Palawan, Philippines supports Philippine Cycling
Philippine Cycling is about cycling in the Philippnes. Philippine Cycling helps promote bike races, cycling clubs, bicycle tours, and the development of bicycle trails. Activities are coordinated with bike shops and cycling clubs throughout the Philippines to promote the fun of riding bikes. Philippine Cycling will be coordinating events with tour of Luzon, Visayas and Mindanao. Road biking and mountain bikings will be promoted by Philippine Cycling.

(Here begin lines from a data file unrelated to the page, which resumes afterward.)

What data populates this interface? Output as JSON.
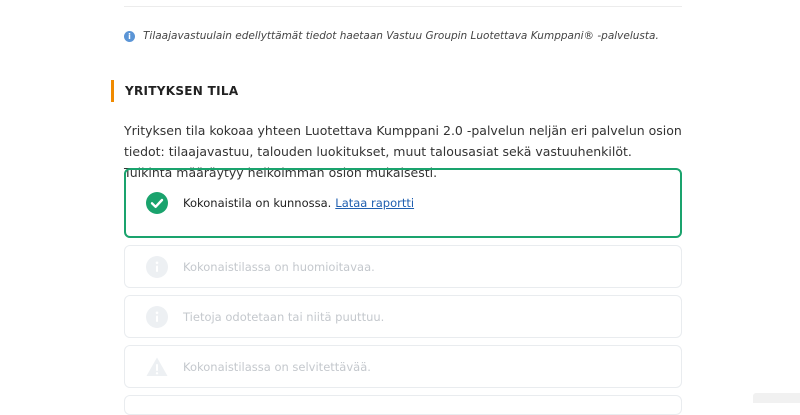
{
  "info_note": "Tilaajavastuulain edellyttämät tiedot haetaan Vastuu Groupin Luotettava Kumppani® -palvelusta.",
  "section": {
    "title": "YRITYKSEN TILA",
    "description": "Yrityksen tila kokoaa yhteen Luotettava Kumppani 2.0 -palvelun neljän eri palvelun osion tiedot: tilaajavastuu, talouden luokitukset, muut talousasiat sekä vastuuhenkilöt. Tulkinta määräytyy heikoimman osion mukaisesti."
  },
  "status_cards": [
    {
      "icon": "check-circle-icon",
      "text": "Kokonaistila on kunnossa.",
      "link": "Lataa raportti",
      "active": true,
      "color": "#1aa36d"
    },
    {
      "icon": "info-circle-icon",
      "text": "Kokonaistilassa on huomioitavaa.",
      "active": false
    },
    {
      "icon": "info-circle-icon",
      "text": "Tietoja odotetaan tai niitä puuttuu.",
      "active": false
    },
    {
      "icon": "warning-triangle-icon",
      "text": "Kokonaistilassa on selvitettävää.",
      "active": false
    }
  ],
  "colors": {
    "accent": "#f08a00",
    "success": "#1aa36d",
    "link": "#1f5fb0"
  }
}
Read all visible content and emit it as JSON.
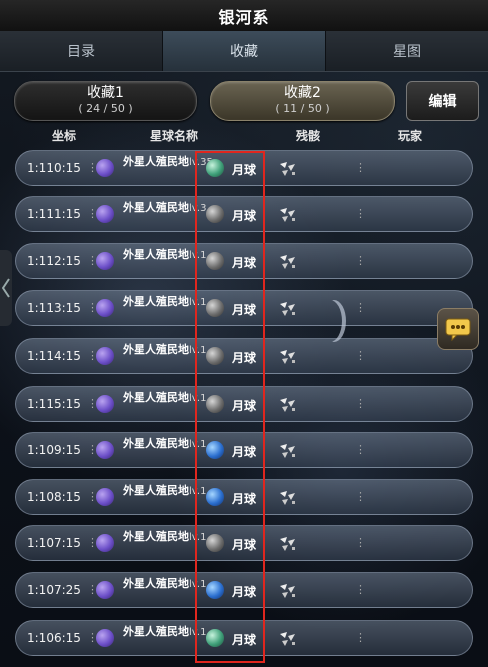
{
  "title": "银河系",
  "tabs": [
    {
      "label": "目录"
    },
    {
      "label": "收藏"
    },
    {
      "label": "星图"
    }
  ],
  "collections": [
    {
      "name": "收藏1",
      "count": "( 24 / 50 )"
    },
    {
      "name": "收藏2",
      "count": "( 11 / 50 )"
    }
  ],
  "edit_label": "编辑",
  "headers": {
    "coord": "坐标",
    "planet": "星球名称",
    "debris": "残骸",
    "player": "玩家"
  },
  "rows": [
    {
      "coord": "1:110:15",
      "name": "外星人殖民地",
      "level": "lv.35",
      "planet": "月球",
      "planet_color": "green"
    },
    {
      "coord": "1:111:15",
      "name": "外星人殖民地",
      "level": "lv.3",
      "planet": "月球",
      "planet_color": "gray"
    },
    {
      "coord": "1:112:15",
      "name": "外星人殖民地",
      "level": "lv.1",
      "planet": "月球",
      "planet_color": "gray"
    },
    {
      "coord": "1:113:15",
      "name": "外星人殖民地",
      "level": "lv.1",
      "planet": "月球",
      "planet_color": "gray"
    },
    {
      "coord": "1:114:15",
      "name": "外星人殖民地",
      "level": "lv.1",
      "planet": "月球",
      "planet_color": "gray"
    },
    {
      "coord": "1:115:15",
      "name": "外星人殖民地",
      "level": "lv.1",
      "planet": "月球",
      "planet_color": "gray"
    },
    {
      "coord": "1:109:15",
      "name": "外星人殖民地",
      "level": "lv.1",
      "planet": "月球",
      "planet_color": "blue"
    },
    {
      "coord": "1:108:15",
      "name": "外星人殖民地",
      "level": "lv.1",
      "planet": "月球",
      "planet_color": "blue"
    },
    {
      "coord": "1:107:15",
      "name": "外星人殖民地",
      "level": "lv.1",
      "planet": "月球",
      "planet_color": "gray"
    },
    {
      "coord": "1:107:25",
      "name": "外星人殖民地",
      "level": "lv.1",
      "planet": "月球",
      "planet_color": "blue"
    },
    {
      "coord": "1:106:15",
      "name": "外星人殖民地",
      "level": "lv.1",
      "planet": "月球",
      "planet_color": "green"
    }
  ],
  "icons": {
    "alien": "alien-planet-icon",
    "debris": "debris-icon",
    "chat": "chat-icon",
    "side": "chevron-left-icon"
  },
  "highlight_color": "#e0261e"
}
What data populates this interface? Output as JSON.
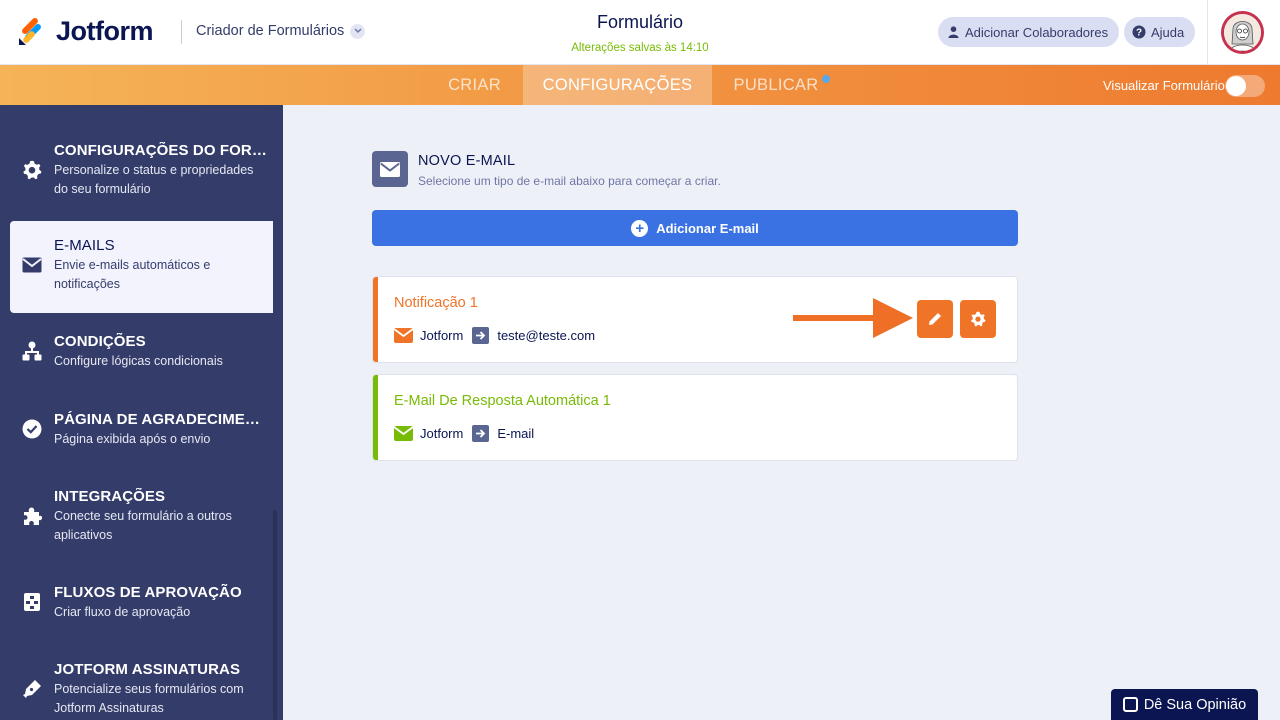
{
  "header": {
    "brand": "Jotform",
    "builder_dropdown": "Criador de Formulários",
    "form_title": "Formulário",
    "save_status": "Alterações salvas às 14:10",
    "add_collaborators": "Adicionar Colaboradores",
    "help": "Ajuda"
  },
  "tabs": [
    {
      "label": "CRIAR",
      "active": false
    },
    {
      "label": "CONFIGURAÇÕES",
      "active": true
    },
    {
      "label": "PUBLICAR",
      "active": false
    }
  ],
  "preview": {
    "label": "Visualizar Formulário",
    "enabled": false
  },
  "sidebar": {
    "items": [
      {
        "title": "CONFIGURAÇÕES DO FORM...",
        "desc": "Personalize o status e propriedades do seu formulário",
        "icon": "gear-icon"
      },
      {
        "title": "E-MAILS",
        "desc": "Envie e-mails automáticos e notificações",
        "icon": "envelope-icon",
        "active": true
      },
      {
        "title": "CONDIÇÕES",
        "desc": "Configure lógicas condicionais",
        "icon": "hierarchy-icon"
      },
      {
        "title": "PÁGINA DE AGRADECIMENTO",
        "desc": "Página exibida após o envio",
        "icon": "check-circle-icon"
      },
      {
        "title": "INTEGRAÇÕES",
        "desc": "Conecte seu formulário a outros aplicativos",
        "icon": "puzzle-icon"
      },
      {
        "title": "FLUXOS DE APROVAÇÃO",
        "desc": "Criar fluxo de aprovação",
        "icon": "approval-flow-icon"
      },
      {
        "title": "JOTFORM ASSINATURAS",
        "desc": "Potencialize seus formulários com Jotform Assinaturas",
        "icon": "pen-icon"
      }
    ]
  },
  "main": {
    "new_email_title": "NOVO E-MAIL",
    "new_email_desc": "Selecione um tipo de e-mail abaixo para começar a criar.",
    "add_email_button": "Adicionar E-mail",
    "emails": [
      {
        "title": "Notificação 1",
        "from": "Jotform",
        "to": "teste@teste.com",
        "color": "#f07428"
      },
      {
        "title": "E-Mail De Resposta Automática 1",
        "from": "Jotform",
        "to": "E-mail",
        "color": "#78bb07"
      }
    ]
  },
  "feedback": {
    "label": "Dê Sua Opinião"
  },
  "colors": {
    "accent_orange": "#f07428",
    "accent_green": "#78bb07",
    "primary_blue": "#3a72e3",
    "navy": "#0a1551",
    "sidebar_bg": "#343c6a"
  }
}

Cycling Activity to Participate In
Your cycling activity can be posted here and it will be shown in all the Provincial, City, Municipal and Barangay pages. Your 2015 Cycling Race or Activity can be Posted here.

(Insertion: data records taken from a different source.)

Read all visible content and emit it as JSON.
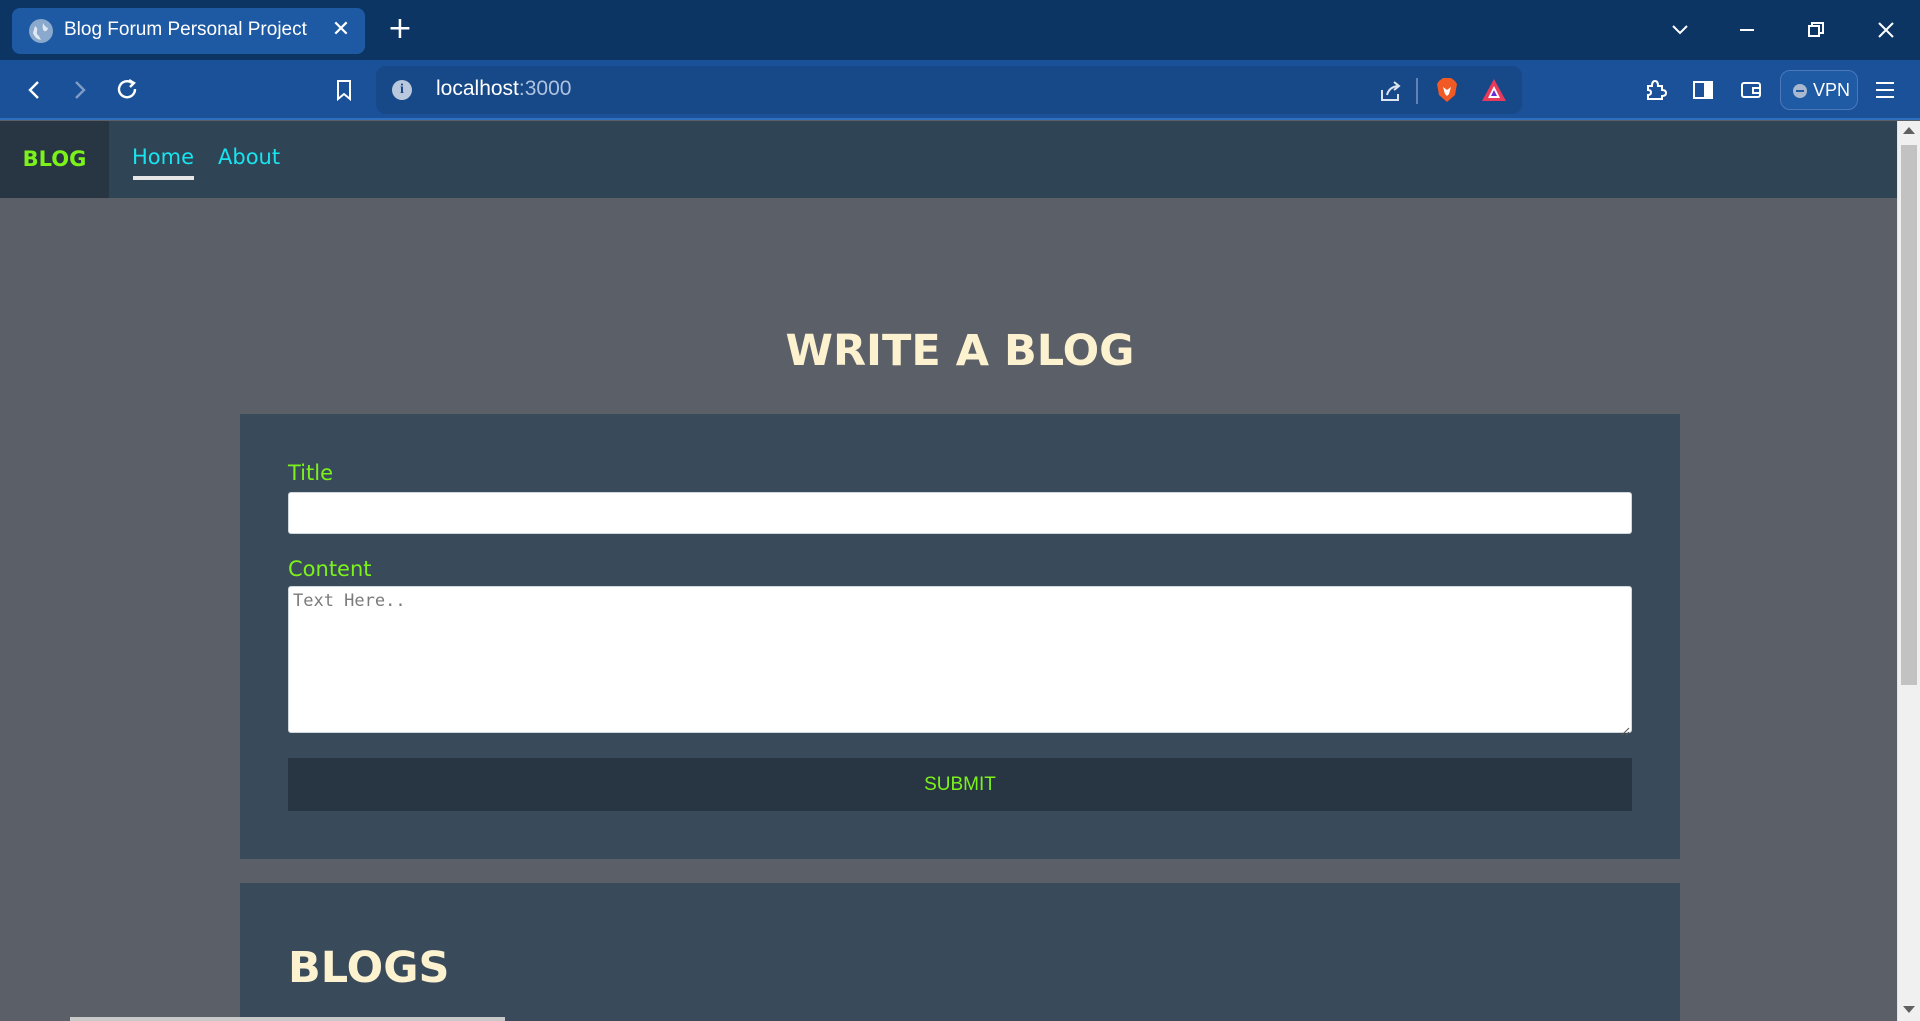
{
  "browser": {
    "tab_title": "Blog Forum Personal Project",
    "tab_close": "✕",
    "new_tab": "+",
    "url_host": "localhost",
    "url_port": ":3000",
    "vpn_label": "VPN"
  },
  "nav": {
    "brand": "BLOG",
    "links": [
      "Home",
      "About"
    ]
  },
  "form": {
    "heading": "WRITE A BLOG",
    "title_label": "Title",
    "title_value": "",
    "content_label": "Content",
    "content_placeholder": "Text Here..",
    "submit_label": "SUBMIT"
  },
  "blogs": {
    "heading": "BLOGS"
  },
  "colors": {
    "accent_green": "#7cf21a",
    "link_cyan": "#19e3ee",
    "heading_cream": "#fdf2cf",
    "navbar": "#2f4455",
    "card": "#394b5a"
  }
}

- ILOILO CITY, April 27-May 2, 2015 (PNA) – Some 5,000 bikers are expected to join the second Iloilo Bike Festival slated April 27-May 2, 2015 as the city continues to aspire to become a bike-able walkable metropolis. The activity that supported by the John B. Lacson Foundation Maritime University (JBLFMU) and Megaworld Iloilo aims to promote Iloilo as a safe and bike friendly city, promote the share-a-road movement encourage Ilonggos to commute via biking and raise Ilonggos awareness on the benefits of biking on health, safety and environment concerns. Read More....

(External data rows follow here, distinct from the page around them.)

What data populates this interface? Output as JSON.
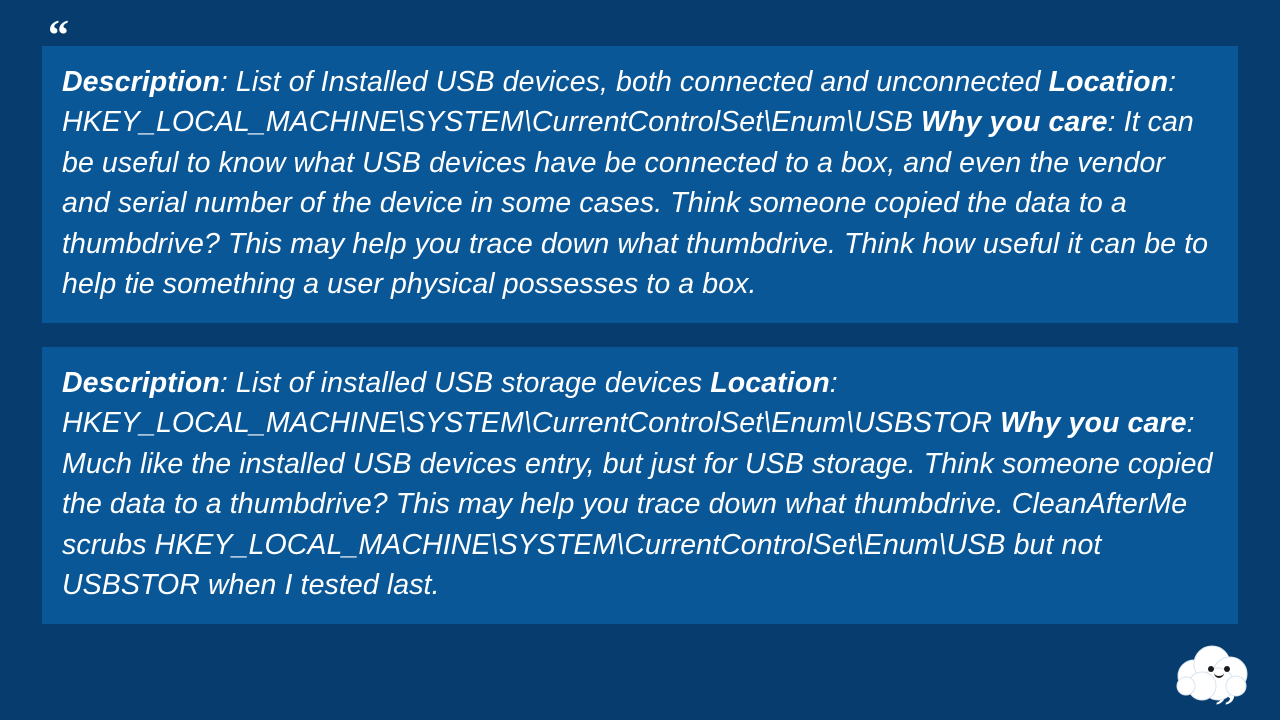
{
  "quote_open": "“",
  "quote_close": "”",
  "blocks": [
    {
      "desc_label": "Description",
      "desc_text": ": List of Installed USB devices, both connected and unconnected ",
      "loc_label": "Location",
      "loc_text": ": HKEY_LOCAL_MACHINE\\SYSTEM\\CurrentControlSet\\Enum\\USB ",
      "why_label": "Why you care",
      "why_text": ": It can be useful to know what USB devices have be connected to a box, and even the vendor and serial number of the device in some cases. Think someone copied the data to a thumbdrive? This may help you trace down what thumbdrive. Think how useful it can be to help tie something a user physical possesses to a box."
    },
    {
      "desc_label": "Description",
      "desc_text": ": List of installed USB storage devices ",
      "loc_label": "Location",
      "loc_text": ": HKEY_LOCAL_MACHINE\\SYSTEM\\CurrentControlSet\\Enum\\USBSTOR ",
      "why_label": "Why you care",
      "why_text": ": Much like the installed USB devices entry, but just for USB storage. Think someone copied the data to a thumbdrive? This may help you trace down what thumbdrive. CleanAfterMe scrubs HKEY_LOCAL_MACHINE\\SYSTEM\\CurrentControlSet\\Enum\\USB but not USBSTOR when I tested last."
    }
  ]
}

- CYCLING Le Tour de Filipinas 2015 set as country celebrates 60 years of top-caliber cycling Feb 1 to Feb 4 2015 - View the result of the race: A four stage race. Stage 1 starts in Balanga and back to Balanga for a 126K race Feb 1, 2015 (Sunday); stage 2 starts in Balanga, Bataan to Iba, Zambales for a 154.7 K race Feb 2, 2015 (Monday); stage 3 starts in Iba, Zambales to Lingayen, Pangasinan for a 150.1K race Feb 3, 2015 (Tuesday); stage 4 starts in Lingayen, Pangasinan to Baguio City, Benguet for a 101.7K race Feb 4, 2015 (Wednesday). For a total distance of 532.5 Kms. Read More >>>
- Ronda Pilipinas: Feb 8 - 27 2015:>> Discovering young riders for the national team will be the main objective of the LBC Ronda Pilipinas 2015 when the country’s premiere cycling race hits the road on Feb. 8 in Butuan City. Ronda Pilipinas executive project director Moe Chulani said the international multistage bikathon, which ends on Feb. 27, will have two qualifying legs of four stages each in Mindanao and the Visayas where the top riders will advance to face a tough foreign challenge in the six-stage Luzon finale. Read More>>>
The oldest living man or woman in Palawan, Philippines
Do you know who the oldest living man or woman is in Palawan? Zamboanga.com is starting this inquiry in order to honor the older generation of the Philippines. Please provide the full name and date of birth of the elder living in Palawan. We will then post your entry in the Oldest Living Man or Woman in the Philippines page.
- Do this so your photo upload will be properly categorized for Palawan.
- Copy and paste the code below in "green" to the body or "Summary" of the image file that you are uploading.
[[Category:Palawan, Philippines Photo Gallery]]
Most of the contents in this site are from registered user collaborations. Information has also been taken from the Department of Tourism, Comelec, National Statistical Coordination Board, DILG: Department of the Interior and Local Government, (LGU) government sites, online news, and other content sites about the specific community. This page does not serve as the official website of the community but rather compliments and helps the community to promote tourism and attract investors.